Con Eugenio Allegri nello spettacolo che si fece insieme per due stagioni eravamo anime perse in una sorta di teatro-circo-tenda sperduti, anime, angeli o ex angeli in clima di guerra, era il periodo della guerra del Golfo, echeggiavano musiche di Kurt Weill, i testi erano quelli non proprio graditi al nazismo di Karl Valentin maestro di Brecht. Ed Eugenio recitava, quasi cantando, “Il disertore” di Boris Vian.
“In piena facoltà, Egregio Presidente, le scrivo la presente, che spero leggerà. La cartolina qui mi dice terra terra di andare a far la guerra quest’altro lunedì. Ma io non sono qui, Egregio Presidente, per ammazzar la gente più o meno come me.
Io non ce l’ho con Lei, sia detto per inciso, ma sento che ho deciso e che diserterò. Ho avuto solo guai da quando sono nato e i figli che ho allevato han pianto insieme a me. Mia mamma e mio papà ormai son sotto terra e a loro della guerra non gliene fregherà. Quand’ero in prigionia qualcuno m’ha rubato mia moglie e il mio passato, la mia migliore età. Domani mi alzerò e chiuderò la porta sulla stagione morta e mi incamminerò.
Vivrò di carità sulle strade di Spagna, di Francia e di Bretagna e a tutti griderò di non partire più e di non obbedire per andare a morire per non importa chi.
Per cui se servirà del sangue ad ogni costo, andate a dare il vostro, se vi divertirà. E dica pure ai suoi, se vengono a cercarmi, che possono spararmi, io armi non ne ho.”
Eugenio ci lascia.
I teatri vengono di nuovo bombardati.
E’ sempre più difficile sognare un futuro, intorno veramente c’è un vuoto.
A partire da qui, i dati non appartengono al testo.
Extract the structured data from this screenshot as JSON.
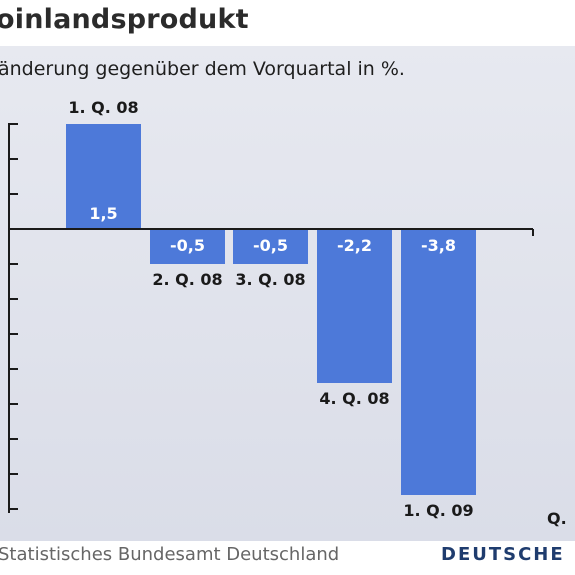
{
  "title": "oinlandsprodukt",
  "subtitle": "änderung gegenüber dem Vorquartal in %.",
  "source": "Statistisches Bundesamt Deutschland",
  "brand": "DEUTSCHE",
  "colors": {
    "bar": "#4d79d9",
    "axis": "#1a1a1a",
    "value_label": "#ffffff",
    "category_label": "#1a1a1a"
  },
  "chart_data": {
    "type": "bar",
    "categories": [
      "1. Q. 08",
      "2. Q. 08",
      "3. Q. 08",
      "4. Q. 08",
      "1. Q. 09"
    ],
    "values": [
      1.5,
      -0.5,
      -0.5,
      -2.2,
      -3.8
    ],
    "value_labels": [
      "1,5",
      "-0,5",
      "-0,5",
      "-2,2",
      "-3,8"
    ],
    "x_axis_end_label": "Q.",
    "ylim": [
      -4,
      1.5
    ],
    "ytick_step": 0.5,
    "grid": false
  }
}
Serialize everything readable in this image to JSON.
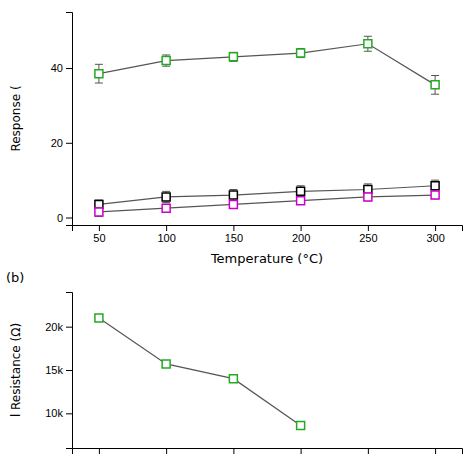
{
  "chart_data": [
    {
      "type": "line",
      "x_label": "Temperature (°C)",
      "y_label": "Response (",
      "x": [
        50,
        100,
        150,
        200,
        250,
        300
      ],
      "xlim": [
        30,
        320
      ],
      "xticks": [
        50,
        100,
        150,
        200,
        250,
        300
      ],
      "ylim": [
        -2,
        55
      ],
      "yticks": [
        0,
        20,
        40
      ],
      "color": "#555555",
      "marker": "square",
      "series": [
        {
          "color": "#22aa22",
          "values": [
            38.5,
            42.0,
            43.0,
            44.0,
            46.5,
            35.5
          ],
          "errors": [
            2.5,
            1.5,
            1.2,
            1.2,
            2.0,
            2.5
          ]
        },
        {
          "color": "#000000",
          "values": [
            3.5,
            5.5,
            6.0,
            7.0,
            7.5,
            8.5
          ],
          "errors": [
            1.2,
            1.5,
            1.5,
            1.5,
            1.5,
            1.5
          ]
        },
        {
          "color": "#cc00cc",
          "values": [
            1.5,
            2.5,
            3.5,
            4.5,
            5.5,
            6.0
          ],
          "errors": [
            1.2,
            1.0,
            1.0,
            1.0,
            1.0,
            1.0
          ]
        }
      ]
    },
    {
      "type": "line",
      "annotation": "(b)",
      "y_label": "l Resistance (Ω)",
      "x": [
        50,
        100,
        150,
        200
      ],
      "xlim": [
        30,
        320
      ],
      "xticks": [
        50,
        100,
        150,
        200,
        250,
        300
      ],
      "ylim": [
        6000,
        24000
      ],
      "yticks": [
        {
          "value": 10000,
          "label": "10k"
        },
        {
          "value": 15000,
          "label": "15k"
        },
        {
          "value": 20000,
          "label": "20k"
        }
      ],
      "tick_labels": "y",
      "color": "#555555",
      "marker": "square",
      "series": [
        {
          "color": "#22aa22",
          "values": [
            21000,
            15700,
            14000,
            8600
          ]
        }
      ]
    }
  ]
}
Questa volta vi ho proposto una grande doppia tragedia. Come speranza e consolazione ho che il teatro alla Scala è stato ricostruito, così il Dal Verme, il Verdi, i Filodrammatici. Eugenio ce lo porteremo dentro e ad ogni apertura di sipario onoreremo la sua arte che sempre ci ha fatto sorprendere, sempre è stato fatto di movimento e sudore. Continueremo danzare inarrestabilmente nei teatri vuoti anche se il buio sta avanzando un pochino di più.